When my son was finally free of his college course, I reminded him that we had the logic, and he dived in. I forgot to tell him to watch the DVD first, and as a result he initially found the course dry and boring. Fortunately I remembered after his first day in the material, so quick recovery!
The course is set up with the Introduction and 13 chapters (the Introduction is like one of the chapters). Each chapter is done over the course of a week. The student watches the lesson, reads the material, and each day answers a section of questions. After each week the student takes a quiz. There is only one test, at the end of the semester, so theoretically the book should be called Quizzes and Test instead of "Quizzes and Tests", but maybe that's just me... This is a one-semester course, for high school, so for a full credit you would do Traditional Logic II in the second semester. For younger students the course can be spread out over a full year, but it is still only 1/2 credit on a high school transcript.

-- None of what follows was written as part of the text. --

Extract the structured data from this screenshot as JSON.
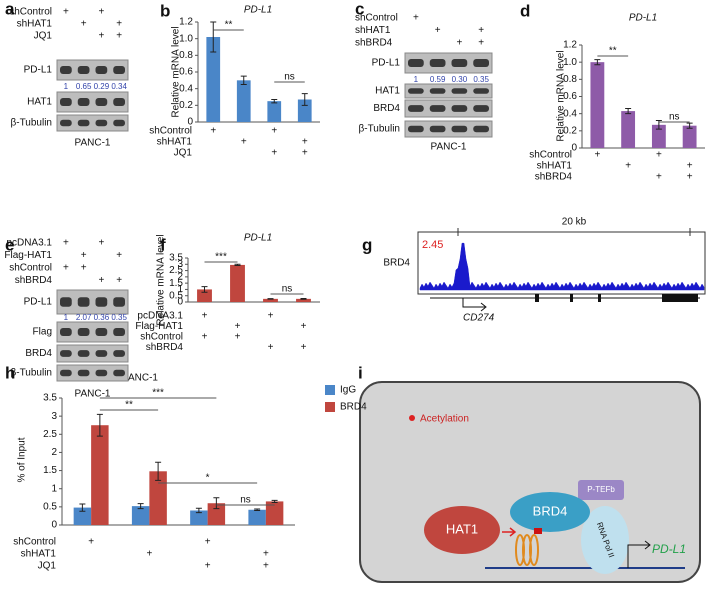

I've enjoyed the work I've done so far in Traditional Logic, but I'm even more delighted that my son got the program started too! When he catches up to me I am hoping we can watch the videos together and discuss the material each week. I plan to encourage him to stick with it, because I really think he will like the material in weeks 7 and 8. I'd love for us to get to a place where we can look at each other and whisper, "Red herring!" and share an understanding as to where the logic broke down in the political speech we were watching or whatever. I'll always remember The Lion, The Witch and The Wardrobe (C.S. Lewis), and the professor saying, "What do they teach children in schools these days?..."
The study of logic is, in many ways, similar to the study of Math. They are related. Math is logical, and Logic and Math both build higher level thinking skills. My son is not happy to study Math. If at some point my son ends up disliking Logic, I'll have to chalk it up to the similarities between Logic and Math. For the time being, though, he is giving it a chance.
As a way to study logic, I give Traditional Logic 2-thumbs up! I do l like this program! And Memoria Press still scores 100% as a publisher whose materials I love!